Why can you never trust an atom?
Because they make up everything.

310322

Two Kiwis Hemi and Bob are walking down a street in Bondi. Bob happens to look in one of the shop windows and sees a sign that catches his eye. The sign says, ‘Suits $10.00 each, Shirts $4.00 each, Trousers $5.00  per pair’.
Bob says to his pal, “Hemi, look! We could buy a whole lot of  those, and whin we get beck to InZid, we could make a fortune.
“Now whin we go unto the shop, you be quiet, okay? Just lit me do all the talking cause uf they hear our accint, they might not be nice to us.
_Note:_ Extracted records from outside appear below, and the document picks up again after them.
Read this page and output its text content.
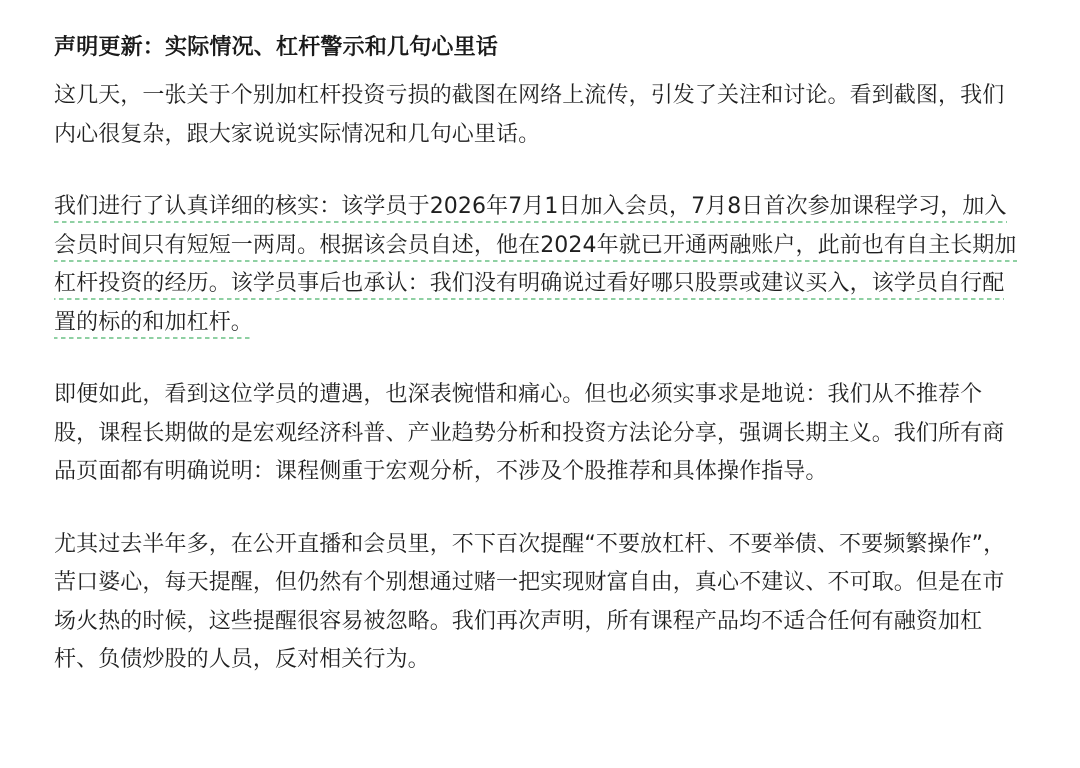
声明更新：实际情况、杠杆警示和几句心里话

这几天，一张关于个别加杠杆投资亏损的截图在网络上流传，引发了关注和讨论。看到截图，我们内心很复杂，跟大家说说实际情况和几句心里话。

我们进行了认真详细的核实：该学员于2026年7月1日加入会员，7月8日首次参加课程学习，加入会员时间只有短短一两周。根据该会员自述，他在2024年就已开通两融账户，此前也有自主长期加杠杆投资的经历。该学员事后也承认：我们没有明确说过看好哪只股票或建议买入，该学员自行配置的标的和加杠杆。

即便如此，看到这位学员的遭遇，也深表惋惜和痛心。但也必须实事求是地说：我们从不推荐个股，课程长期做的是宏观经济科普、产业趋势分析和投资方法论分享，强调长期主义。我们所有商品页面都有明确说明：课程侧重于宏观分析，不涉及个股推荐和具体操作指导。

尤其过去半年多，在公开直播和会员里，不下百次提醒“不要放杠杆、不要举债、不要频繁操作”，苦口婆心，每天提醒，但仍然有个别想通过赌一把实现财富自由，真心不建议、不可取。但是在市场火热的时候，这些提醒很容易被忽略。我们再次声明，所有课程产品均不适合任何有融资加杠杆、负债炒股的人员，反对相关行为。
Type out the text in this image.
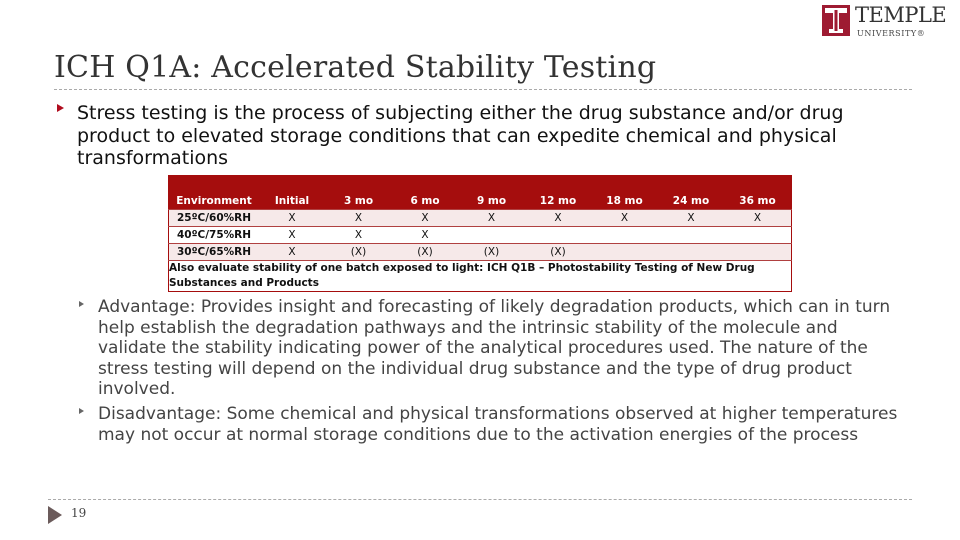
TEMPLE
UNIVERSITY®
ICH Q1A: Accelerated Stability Testing
Stress testing is the process of subjecting either the drug substance and/or drug product to elevated storage conditions that can expedite chemical and physical transformations
Environment	Initial	3 mo	6 mo	9 mo	12 mo	18 mo	24 mo	36 mo
25ºC/60%RH	X	X	X	X	X	X	X	X
40ºC/75%RH	X	X	X					
30ºC/65%RH	X	(X)	(X)	(X)	(X)			
Also evaluate stability of one batch exposed to light: ICH Q1B – Photostability Testing of New Drug Substances and Products								
Advantage: Provides insight and forecasting of likely degradation products, which can in turn help establish the degradation pathways and the intrinsic stability of the molecule and validate the stability indicating power of the analytical procedures used. The nature of the stress testing will depend on the individual drug substance and the type of drug product involved.
Disadvantage: Some chemical and physical transformations observed at higher temperatures may not occur at normal storage conditions due to the activation energies of the process
19
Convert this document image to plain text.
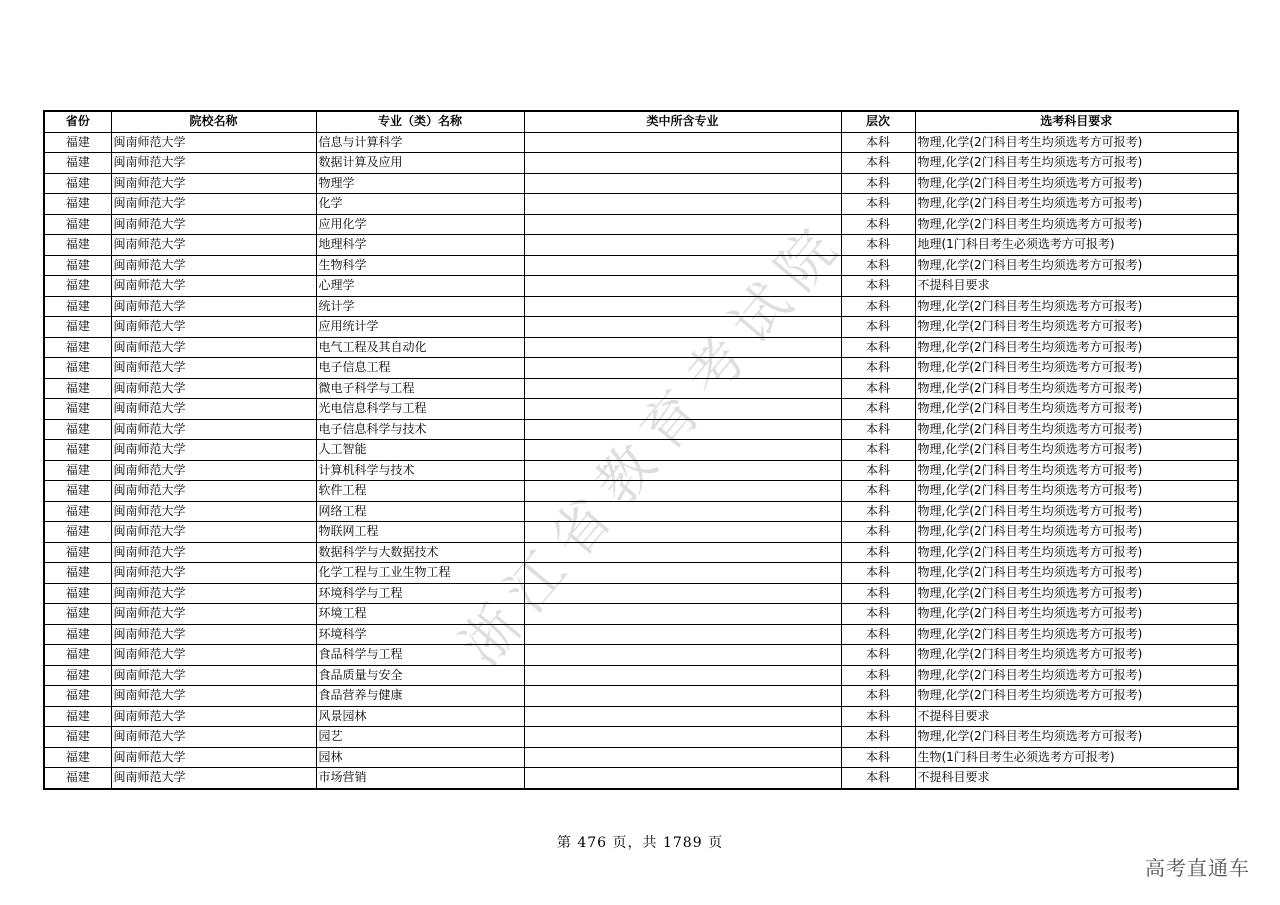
省份	院校名称	专业（类）名称	类中所含专业	层次	选考科目要求
福建	闽南师范大学	信息与计算科学		本科	物理,化学(2门科目考生均须选考方可报考)
福建	闽南师范大学	数据计算及应用		本科	物理,化学(2门科目考生均须选考方可报考)
福建	闽南师范大学	物理学		本科	物理,化学(2门科目考生均须选考方可报考)
福建	闽南师范大学	化学		本科	物理,化学(2门科目考生均须选考方可报考)
福建	闽南师范大学	应用化学		本科	物理,化学(2门科目考生均须选考方可报考)
福建	闽南师范大学	地理科学		本科	地理(1门科目考生必须选考方可报考)
福建	闽南师范大学	生物科学		本科	物理,化学(2门科目考生均须选考方可报考)
福建	闽南师范大学	心理学		本科	不提科目要求
福建	闽南师范大学	统计学		本科	物理,化学(2门科目考生均须选考方可报考)
福建	闽南师范大学	应用统计学		本科	物理,化学(2门科目考生均须选考方可报考)
福建	闽南师范大学	电气工程及其自动化		本科	物理,化学(2门科目考生均须选考方可报考)
福建	闽南师范大学	电子信息工程		本科	物理,化学(2门科目考生均须选考方可报考)
福建	闽南师范大学	微电子科学与工程		本科	物理,化学(2门科目考生均须选考方可报考)
福建	闽南师范大学	光电信息科学与工程		本科	物理,化学(2门科目考生均须选考方可报考)
福建	闽南师范大学	电子信息科学与技术		本科	物理,化学(2门科目考生均须选考方可报考)
福建	闽南师范大学	人工智能		本科	物理,化学(2门科目考生均须选考方可报考)
福建	闽南师范大学	计算机科学与技术		本科	物理,化学(2门科目考生均须选考方可报考)
福建	闽南师范大学	软件工程		本科	物理,化学(2门科目考生均须选考方可报考)
福建	闽南师范大学	网络工程		本科	物理,化学(2门科目考生均须选考方可报考)
福建	闽南师范大学	物联网工程		本科	物理,化学(2门科目考生均须选考方可报考)
福建	闽南师范大学	数据科学与大数据技术		本科	物理,化学(2门科目考生均须选考方可报考)
福建	闽南师范大学	化学工程与工业生物工程		本科	物理,化学(2门科目考生均须选考方可报考)
福建	闽南师范大学	环境科学与工程		本科	物理,化学(2门科目考生均须选考方可报考)
福建	闽南师范大学	环境工程		本科	物理,化学(2门科目考生均须选考方可报考)
福建	闽南师范大学	环境科学		本科	物理,化学(2门科目考生均须选考方可报考)
福建	闽南师范大学	食品科学与工程		本科	物理,化学(2门科目考生均须选考方可报考)
福建	闽南师范大学	食品质量与安全		本科	物理,化学(2门科目考生均须选考方可报考)
福建	闽南师范大学	食品营养与健康		本科	物理,化学(2门科目考生均须选考方可报考)
福建	闽南师范大学	风景园林		本科	不提科目要求
福建	闽南师范大学	园艺		本科	物理,化学(2门科目考生均须选考方可报考)
福建	闽南师范大学	园林		本科	生物(1门科目考生必须选考方可报考)
福建	闽南师范大学	市场营销		本科	不提科目要求
浙江省教育考试院
第 476 页，共 1789 页
高考直通车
I’ll speak in my bist Aussie accint.”
“No worries,” smiled Hemi, “I’ll keep my mouth shut.”
They go in and Bob says, “I’ll take fufty suits et $10.00 each, 100 shirts et $4.00 each, and fufty pairs of trousers et $5.00 each. I’ll beck up my truck and…”
The owner of the shop interrupts, “You’re from New Zealand, aren’t you?”
“Well… yis,” says a surprised Bob. “How the hill dud you know thet?”
The owner says, “This is a dry cleaners.”

160322

Girl: Mummy, who made me?
Mother: God did.
Girl: Who made you?
Mother: God did.
Girl: Who made Grandma?
Mother: God did.
PAUSE
Girl: He’s improved a lot since He made Grandma …

020322

Notice on a church door:
“Services Sunday at 10am. Come early if you want a back seat.”

160222

A visiting speaker to a conservative church decided to take an informal approach to his children’s talk. Word had reached him of the strict and pious atmosphere of the Sunday School, and he decided he would bring a refreshing change. Dressed casually, sitting on the carpeted steps, he leaned confidentially towards the children.
“Can anyone tell me,” he asked them, “what is small, grey, eats nuts and has a large, bushy tail?”
After an uncertain silence, a boy put his hand up and said,
“I know the answer should be Jesus, but it sounds like a squirrel to me.”

020222

Dan was a single guy living at home with his father and working in the family business.  
When he found out he was going to inherit a fortune when his sickly father died, he decided he needed a wife with which to share his fortune.  
One evening at an investment meeting he spotted the most beautiful woman he had ever seen.  
Her natural beauty took his breath away.
“I may look like just an ordinary man,” he said to her, “but in just a few years, my father will die, and I’ll inherit 20 million dollars.”
Impressed, the woman obtained his business card and three days later, she became his stepmother.

130122

“Dad, what’s that?” asked the small boy, looking up at the memorial plaque on the church wall.
“That’s in memory of all the brave men who died in the services.”
The boy scanned the long list of names thoughtfully and asked, “Did they die in the morning or evening services?”